IVG : le syndrome post-IVG

Syndrome post-IVG

Syndrome post IVG

IVG : le syndrome post-IVG (ou syndrome post-avortement « SPA »)

Un syndrome qui peut apparaître après une IVG chirurgicale ou une IVG médicamenteuse.

 

Le syndrome post-IVG

Même s’il s’agit d’un choix, les éventuelles conséquences psychologiques d’une IVG sont parfois sous-estimées. Alors que la majorité des femmes déclarent qu’elles auraient poursuivi leur grossesse si les circonstances avaient été différentes, un syndrome post-IVG mal identifié peut plonger certaines femmes dans un état émotionnel contradictoire.

Quels sont les symptômes du syndrome post-IVG ?

La plupart des femmes qui choisissent l’IVG se retrouvent, outre les changements hormonaux, face à une expérience psychologique qui peut entraîner des symptômes plus ou moins intenses et durables : un sentiment de culpabilité et de mal-être ; de perte ou de vide ; l’impression de ne pas être comprise par son entourage ; une perte d’estime de soi, un isolement, un repli sur soi ; une perte du désir sexuel ; une irritabilité ou une colère ; une anxiété avec parfois des troubles du sommeil (insomnie, cauchemars) ou des troubles du comportement alimentaire (boulimie, anorexie).
A noter également que le syndrome post-IVG peut être déclenché par un événement marquant comme un deuil ou une nouvelle grossesse.
Enfin, le syndrome post-IVG peut se manifester plus ou moins longtemps après une IVG, rendant son diagnostic d’autant plus difficile.

Comment expliquer le syndrome post-IVG ?

Toute grossesse engendre un processus de vie chez la mère.

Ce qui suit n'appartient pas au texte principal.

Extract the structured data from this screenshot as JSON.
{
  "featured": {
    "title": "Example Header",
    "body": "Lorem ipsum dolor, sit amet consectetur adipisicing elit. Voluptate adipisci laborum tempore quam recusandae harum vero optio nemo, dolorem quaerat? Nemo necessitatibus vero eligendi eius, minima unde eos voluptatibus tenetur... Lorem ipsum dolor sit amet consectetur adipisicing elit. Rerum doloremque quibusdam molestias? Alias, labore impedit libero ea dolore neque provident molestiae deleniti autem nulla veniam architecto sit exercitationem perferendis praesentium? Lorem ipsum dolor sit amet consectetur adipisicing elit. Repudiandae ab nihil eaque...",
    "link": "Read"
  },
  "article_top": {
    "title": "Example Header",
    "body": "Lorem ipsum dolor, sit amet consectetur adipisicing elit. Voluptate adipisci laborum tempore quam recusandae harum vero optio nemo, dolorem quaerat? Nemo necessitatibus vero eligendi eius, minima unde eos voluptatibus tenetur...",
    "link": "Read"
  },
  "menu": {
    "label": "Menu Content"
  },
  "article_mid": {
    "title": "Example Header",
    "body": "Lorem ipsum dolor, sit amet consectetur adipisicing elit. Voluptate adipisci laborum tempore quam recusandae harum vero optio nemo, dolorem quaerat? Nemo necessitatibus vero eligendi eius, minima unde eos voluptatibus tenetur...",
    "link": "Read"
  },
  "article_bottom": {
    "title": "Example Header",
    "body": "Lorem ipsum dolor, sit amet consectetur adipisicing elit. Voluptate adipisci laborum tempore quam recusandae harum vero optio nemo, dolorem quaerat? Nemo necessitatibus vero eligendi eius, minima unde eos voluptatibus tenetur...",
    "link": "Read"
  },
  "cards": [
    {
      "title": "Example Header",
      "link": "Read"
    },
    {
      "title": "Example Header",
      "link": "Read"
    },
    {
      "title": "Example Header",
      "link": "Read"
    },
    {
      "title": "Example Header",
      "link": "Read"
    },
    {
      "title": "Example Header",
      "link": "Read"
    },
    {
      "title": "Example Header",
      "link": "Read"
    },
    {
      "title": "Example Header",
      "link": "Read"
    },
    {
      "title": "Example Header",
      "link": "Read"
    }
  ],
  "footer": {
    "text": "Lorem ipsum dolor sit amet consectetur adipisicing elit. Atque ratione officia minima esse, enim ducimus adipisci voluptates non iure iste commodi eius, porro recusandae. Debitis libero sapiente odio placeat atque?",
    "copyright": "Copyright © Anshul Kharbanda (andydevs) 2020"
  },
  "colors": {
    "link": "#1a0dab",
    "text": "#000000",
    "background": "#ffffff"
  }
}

La femme qui choisit l’IVG, en mettant un terme à une maternité possible, sera amenée malgré elle à justifier cet acte en mettant de côté la dimension émotionnelle.
Pourtant, quel que soit le contexte qui a amené ce choix de l’IVG, le sentiment de culpabilité est naturel, et est plus ou moins important chez chaque femme. Ce sentiment sain ne doit pas être refoulé car il fait partie du processus de deuil qui manque souvent et peut engendrer des troubles psychologiques sur le long terme.

Comment surmonter le syndrome post-IVG ?

La prise de conscience d’une souffrance est d’abord nécessaire. Ensuite, il s’agit de permettre à la femme d’accepter de revisiter et d’assumer son acte, si besoin avec l’aide d’un professionnel.
Parler de ce que l’on ressent aide à ne pas banaliser et à faire un travail de deuil nécessaire pour poursuivre sa vie sans oublier mais en évitant d’être hantée au quotidien.